While we dig ourselves out of the most recent snow dump, markets will be digging out of a metaphorical dump of mega-cap tech earnings, central bank decisions, and of course, tariffs. Read all about it in my weekly preview in the Globe and Mail.
Here are five things to know today:
The boy who cried tariffs: Futures are flat seemingly unfazed by US President Donald Trump’s threat to put a 100% tariff on Canadian goods. Gold, on the other hand, is watching every move out of Washington and crossed $5,000/oz for the first time ever while silver also reaches new records. In case you missed it, Trump posted on Saturday that if Canada does a deal with China he would put 100% on all Canadian goods. Less than two weeks ago Trump said it was a good idea for Canada to make a deal with China. What changed? Likely *that* speech at Davos. The post also ignores the fact that there is no trade deal with China, rather it is basically an agreement to exchange canola for some EVs. Markets could be taking their signal from US Treasury Secretary Scott Bessent who went on the Sunday shows to water down the threat of tariffs saying it would be implemented on if Canada did a broader deal with China. Prime Minister Mark Carney pointed out that is not possible without giving the US a 30-day warning in the current free trade agreement with the US. “In conclusion, the thing about threats is that they have to be remotely credible.,” wrote Scotia’s Derek Holt, “Nevertheless, instability only adds to the case to diversify away from the US.” Holt made that reference in relation to trade, but that is also true of markets with the US Dollar plunging for a third day in a row to a four-month low. Canadian markets are indicated higher with gold helping the miners and energy stocks like CNQ, Suncor and Cenovus all in the green in the pre-market.
Japanophile: Part of the reason the US Dollar is under pressure is because the Yen is soaring after the Prime Minister warned the country could take action to support the currency. In addition, the US signaled it would also be willing to support interventions as it is clear that a lower US dollar would be in their interest as they reshore manufacturing. While a lower Yen benefits Japan’s manufacturers, it also imports inflation and right now that is a key concern for the Bank of Japan which has been going against the grain raising rates. Investors are closely watching Japan’s ability to keep its currency and its bond market under control ahead of a snap election in February.

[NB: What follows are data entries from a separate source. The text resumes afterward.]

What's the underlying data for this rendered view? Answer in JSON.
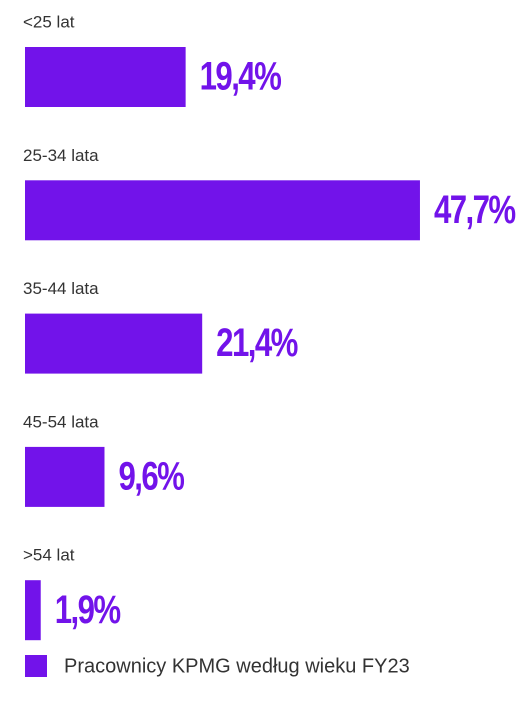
{
  "chart_data": {
    "type": "bar",
    "orientation": "horizontal",
    "categories": [
      "<25 lat",
      "25-34 lata",
      "35-44 lata",
      "45-54 lata",
      ">54 lat"
    ],
    "series": [
      {
        "name": "Pracownicy KPMG według wieku FY23",
        "color": "#7213ea",
        "values": [
          19.4,
          47.7,
          21.4,
          9.6,
          1.9
        ],
        "value_labels": [
          "19,4%",
          "47,7%",
          "21,4%",
          "9,6%",
          "1,9%"
        ]
      }
    ]
  }
}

Golden handshake: Allied Gold agreed to a takeover offer by China’s Zijin Mining in a $5.5 billion deal amidst record high gold prices. The Canadian based miner with assets in Africa agreed to the $44/share offer, which is just a 5% premium to its most recent close. If I were a shareholder I might think we could do better on our own given the gold price environment. But I’m not so its not my fight. Allied says the deal is a 27% premium to the 30-day average price. Gold itself is up 10% just in the last 30 days. The all-cash deal is expected to close by late April. It is a quick exit for long-time gold executive Peter Marrone who has been the CEO since 2023 when Allied went public through a SPAC. He was also the founder and CEO of Yamana Gold which was bought by Pan American Silver and Agnico Eagle in 2023.

Notable calls: Bombardier has been downgraded to Sell at Goldman Sachs. Goldman’s Noah Poponak is doubling down on his bearish view despite the stock tripling over the past year. Poponak notes that the company’s backlog for business jets is growing slower than peers and warns that will weigh on sales growth. Poponak uses the stock rally against the company saying it creates a “higher bar for performance.” CES Energy Solutions is catching a downgrade from TD Cowen. This is merely about valuation with more positives than negatives mentioned in the note. “After a strong run (+55% in the last 12 months), CES’ shares are now trading at a 2026E EV/EBITDA multiple of 7.8x, a significant premium to the peer average of 5.0x,” wrote TD’s Aaron MacNeil. Scotia is upgrading lumber stocks with Interfor moved to Buy and Canfor moved to Neutral. The analyst, Ben Isaacson, says the group trades at 20-40% below fair value that is typical at the middle of a cycle. He expects a rally in the spring.

Snowmageddon: The record snowfall and cold snap across the north east has helped natural gas which is trading at the highest level since 2022. This hasn’t help natural gas stocks much though, most of which have lagged the move in the commodity reflecting a disbelief that the rally will hold once weather has settled down. Airlines will likely take a hit with the number of cancellations the highest since the pandemic. The weather made it difficult to go shopping which may show up in retail sales although I noticed that we still got a few Amazon packages yesterday!